Here are some experiments with a 3136x1776 H.264 test stream that may help point toward an answer

Product            Sample/settings                                    MB used per decode
(Media SDK)    sample_decode, SW, system memory      80 
(Media SDK)    sample_decode, HW, system memory      240 
(Media SDK)    sample_decode, HW, d3d11 memory        180 
(IPP 8)             umc_video_dec_con:                               180 

Experiments were with an Intel(R) Core(TM) i5-3427U processor, Media SDK 2013 R2 and driver 15.33.8.64.3345 (10.18.10.3345).  MB/decode gathered via Sysinternals Process Explorer.

I'm not seeing the low memory footprint for IPP that you are, but your implementation may not have as much overhead as the umc_video_dec_con sample and I'm looking at a different IPP version.  

If your application decodes then does work on the CPU before encode it can make sense to decode in software.  In addition to needing extra memory, the GPU->CPU copy required to do HW decode in this scenario adds a lot of overhead.  Of course it is up to you to choose which decoder makes the most sense, but please keep in mind that UMC was always a sample.  It was never intended for production use without significant modification and it is now end of life.  Media SDK is fully productized and will continue to improve.

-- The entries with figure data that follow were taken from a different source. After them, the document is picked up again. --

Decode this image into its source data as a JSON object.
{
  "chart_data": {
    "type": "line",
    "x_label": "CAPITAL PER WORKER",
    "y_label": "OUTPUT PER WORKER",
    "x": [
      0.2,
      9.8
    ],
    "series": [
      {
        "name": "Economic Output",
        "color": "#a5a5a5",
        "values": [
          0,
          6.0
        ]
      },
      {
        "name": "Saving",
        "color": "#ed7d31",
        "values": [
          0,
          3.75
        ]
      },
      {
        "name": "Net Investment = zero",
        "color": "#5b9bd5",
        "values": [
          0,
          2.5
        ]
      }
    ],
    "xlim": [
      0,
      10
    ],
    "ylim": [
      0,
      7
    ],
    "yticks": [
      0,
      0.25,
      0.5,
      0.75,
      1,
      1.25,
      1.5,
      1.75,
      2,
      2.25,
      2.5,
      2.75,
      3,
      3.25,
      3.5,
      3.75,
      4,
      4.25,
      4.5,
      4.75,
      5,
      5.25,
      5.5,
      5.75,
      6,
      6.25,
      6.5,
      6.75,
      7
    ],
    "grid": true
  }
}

When using hardware sessions there are many advantages to using video memory.  That may help decrease your memory footprint further.  However, even if memory requirements for HW decode could be reduced to the level of SW decode, if your pipelines decode->copy to CPU->do CPU work->copy to GPU->encode you may not see a performance advantage from HW decode.  The best performance scenario will be to find a way to keep the entire pipeline on the GPU for most of your streams.